Question

When $S{O_2}$ is passed in acidified potassium dichromate solution, the oxidation number of S is changed from:
A) + 4 to zero
B) + 4 to + 2
C) + 4 to + 6
D) + 6 to + 4

Answer 1

Hint: Oxidation involves loss of electrons whereas reduction involves gain of electrons. Any of these two reactions cannot take place independently. So, they are half reactions. Collectively such reactions are called redox reactions.

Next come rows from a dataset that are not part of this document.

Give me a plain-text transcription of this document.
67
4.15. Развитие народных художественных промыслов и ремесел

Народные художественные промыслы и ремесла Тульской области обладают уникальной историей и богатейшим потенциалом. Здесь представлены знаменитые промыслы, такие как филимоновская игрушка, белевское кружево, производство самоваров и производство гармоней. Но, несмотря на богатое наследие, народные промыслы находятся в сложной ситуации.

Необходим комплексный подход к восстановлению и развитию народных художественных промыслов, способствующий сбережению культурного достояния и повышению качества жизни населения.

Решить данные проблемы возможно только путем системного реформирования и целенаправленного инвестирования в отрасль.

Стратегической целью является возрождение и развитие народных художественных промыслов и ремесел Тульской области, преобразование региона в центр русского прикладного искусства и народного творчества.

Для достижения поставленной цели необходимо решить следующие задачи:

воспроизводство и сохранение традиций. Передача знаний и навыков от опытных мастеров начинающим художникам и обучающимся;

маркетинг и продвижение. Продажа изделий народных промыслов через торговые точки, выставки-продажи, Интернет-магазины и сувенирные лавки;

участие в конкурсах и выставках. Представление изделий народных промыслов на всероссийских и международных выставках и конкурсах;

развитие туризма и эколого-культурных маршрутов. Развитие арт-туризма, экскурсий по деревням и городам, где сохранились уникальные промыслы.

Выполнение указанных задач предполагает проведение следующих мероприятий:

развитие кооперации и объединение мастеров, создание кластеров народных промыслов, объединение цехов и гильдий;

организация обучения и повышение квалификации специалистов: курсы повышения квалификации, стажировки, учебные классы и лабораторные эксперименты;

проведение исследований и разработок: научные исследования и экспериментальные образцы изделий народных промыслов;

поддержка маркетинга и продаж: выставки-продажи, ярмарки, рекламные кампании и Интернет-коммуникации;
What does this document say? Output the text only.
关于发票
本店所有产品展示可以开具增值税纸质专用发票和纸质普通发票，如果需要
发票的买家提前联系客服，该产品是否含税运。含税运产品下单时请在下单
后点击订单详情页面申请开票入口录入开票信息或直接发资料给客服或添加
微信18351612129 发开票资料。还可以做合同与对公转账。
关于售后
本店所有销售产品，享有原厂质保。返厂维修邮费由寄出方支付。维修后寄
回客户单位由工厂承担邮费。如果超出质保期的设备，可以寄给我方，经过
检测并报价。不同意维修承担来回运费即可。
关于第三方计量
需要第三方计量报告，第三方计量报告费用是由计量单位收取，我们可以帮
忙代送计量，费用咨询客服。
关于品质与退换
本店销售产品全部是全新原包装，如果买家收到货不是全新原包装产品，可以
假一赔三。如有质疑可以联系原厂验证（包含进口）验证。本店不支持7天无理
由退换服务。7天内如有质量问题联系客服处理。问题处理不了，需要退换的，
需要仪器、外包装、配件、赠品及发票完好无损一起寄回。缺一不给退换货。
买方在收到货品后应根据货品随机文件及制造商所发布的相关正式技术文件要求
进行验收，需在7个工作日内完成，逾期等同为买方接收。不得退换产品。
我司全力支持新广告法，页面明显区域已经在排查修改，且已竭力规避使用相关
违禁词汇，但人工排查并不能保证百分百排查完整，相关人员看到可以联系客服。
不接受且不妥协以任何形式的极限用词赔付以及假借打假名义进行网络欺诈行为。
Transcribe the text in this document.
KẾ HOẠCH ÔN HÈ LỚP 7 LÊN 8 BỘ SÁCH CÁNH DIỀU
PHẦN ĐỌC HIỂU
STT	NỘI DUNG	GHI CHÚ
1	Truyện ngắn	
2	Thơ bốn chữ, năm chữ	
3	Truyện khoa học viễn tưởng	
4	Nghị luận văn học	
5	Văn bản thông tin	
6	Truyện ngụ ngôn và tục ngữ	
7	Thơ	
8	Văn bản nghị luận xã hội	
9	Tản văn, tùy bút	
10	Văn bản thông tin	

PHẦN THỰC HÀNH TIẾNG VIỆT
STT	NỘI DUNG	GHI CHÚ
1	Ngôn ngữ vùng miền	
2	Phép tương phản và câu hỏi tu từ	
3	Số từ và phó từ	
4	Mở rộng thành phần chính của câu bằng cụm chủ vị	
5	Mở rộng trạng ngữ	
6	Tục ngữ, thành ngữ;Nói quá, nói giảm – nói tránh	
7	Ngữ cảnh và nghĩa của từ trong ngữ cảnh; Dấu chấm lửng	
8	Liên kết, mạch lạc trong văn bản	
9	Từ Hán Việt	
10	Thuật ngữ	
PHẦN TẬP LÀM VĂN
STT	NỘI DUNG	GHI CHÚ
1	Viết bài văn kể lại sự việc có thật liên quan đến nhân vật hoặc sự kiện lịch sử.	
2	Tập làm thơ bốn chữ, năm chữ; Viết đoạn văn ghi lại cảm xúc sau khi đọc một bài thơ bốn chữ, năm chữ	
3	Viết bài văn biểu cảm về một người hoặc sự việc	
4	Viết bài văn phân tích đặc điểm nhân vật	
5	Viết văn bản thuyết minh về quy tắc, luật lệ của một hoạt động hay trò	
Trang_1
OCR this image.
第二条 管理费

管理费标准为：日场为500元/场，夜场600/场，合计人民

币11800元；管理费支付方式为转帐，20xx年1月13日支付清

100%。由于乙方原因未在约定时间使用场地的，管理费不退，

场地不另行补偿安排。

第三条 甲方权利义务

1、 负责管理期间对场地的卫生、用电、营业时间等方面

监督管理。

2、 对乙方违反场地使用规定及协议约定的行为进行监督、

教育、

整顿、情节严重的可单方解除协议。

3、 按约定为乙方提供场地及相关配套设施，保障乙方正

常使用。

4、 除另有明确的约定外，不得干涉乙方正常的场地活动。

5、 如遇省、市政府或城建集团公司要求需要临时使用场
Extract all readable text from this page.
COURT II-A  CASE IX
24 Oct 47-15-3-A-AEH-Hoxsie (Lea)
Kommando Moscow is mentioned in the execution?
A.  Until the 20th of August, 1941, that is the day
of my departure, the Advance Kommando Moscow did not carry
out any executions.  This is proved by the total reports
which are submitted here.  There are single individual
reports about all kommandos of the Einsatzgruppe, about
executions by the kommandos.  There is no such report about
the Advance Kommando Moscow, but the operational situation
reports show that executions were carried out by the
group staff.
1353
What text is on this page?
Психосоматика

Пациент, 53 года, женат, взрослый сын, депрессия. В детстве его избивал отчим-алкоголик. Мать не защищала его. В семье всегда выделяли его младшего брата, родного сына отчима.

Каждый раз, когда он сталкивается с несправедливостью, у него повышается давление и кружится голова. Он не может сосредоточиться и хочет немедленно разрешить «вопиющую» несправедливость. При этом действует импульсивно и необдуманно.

Complete step by step answer:
Potassium dichromate is a strong oxidising agent which oxidised in acidic, basic as well as in neutral medium. Potassium dichromate in acidic medium acts as strong oxidizing agent. It oxidises sulphur dioxide to sulphuric acid in an acidic medium.
The reaction of potassium dichromate and sulphur dioxide in acidic medium can be written as,
Reduction half reaction:
${K_2}C{r_2}{O_7} + 4{H_2}S{O_4}\xrightarrow{{}}{K_2}S{O_4} + C{r_2}{\left( {S{O_4}} \right)_3} + 4{H_2}O + 3\left[ O \right]$
Oxidation half reaction:
\[\left[ {S{O_2} + {H_2}O + \left[ O \right]\xrightarrow{{}}{H_2}S{O_4}} \right] \times 3\]
Overall reaction:
${K_2}C{r_2}{O_7} + {H_2}S{O_4} + 3S{O_2}\xrightarrow{{}}{K_2}S{O_4} + C{r_2}{\left( {S{O_4}} \right)_3} + 1{H_2}O$
 In the form of charge transfer the reaction can be written as,
\[\mathop {C{r_2}}\limits^{ + 7} \mathop {{O_7}}\limits^{2 - } + 3{\mathop {S}\limits^{ + 4} O_2} + 2{H^ + }\xrightarrow{{}}2C{r^{3 + }} + 3\mathop S\limits^{ + 6} O_4^{2 - } + {H_2}O\]
Now change in the oxidation state of sulphur from $S{O_2}$ to $SO_4^{2 - }$ is \[\mathop S\limits^{ + 4}{O_2} \to\mathop S\limits^{ + 6} O_4^{2 - }\]
Change in oxidation state of sulphur = 6 - 4 = 2
So, oxidation state of sulphur in $S{O_2}$ is $ + 4$ which is changed to $ + 6$ in $SO_4^{2 - }$

Hence, the correct option is (C).

Note: Potassium dichromate is an oxidising agent which is used in various oxidation reactions as well as in volumetric analysis. Sulphur dioxide is a reducing agent and is used in various compound formations like sulphuric acid. It is also used as a bleaching agent but its bleaching action is temporary.
Redox reactions are very important as they are also used in electrochemistry. These reactions involve loss and gain of electrons so these reactions are used for various electrochemical processes.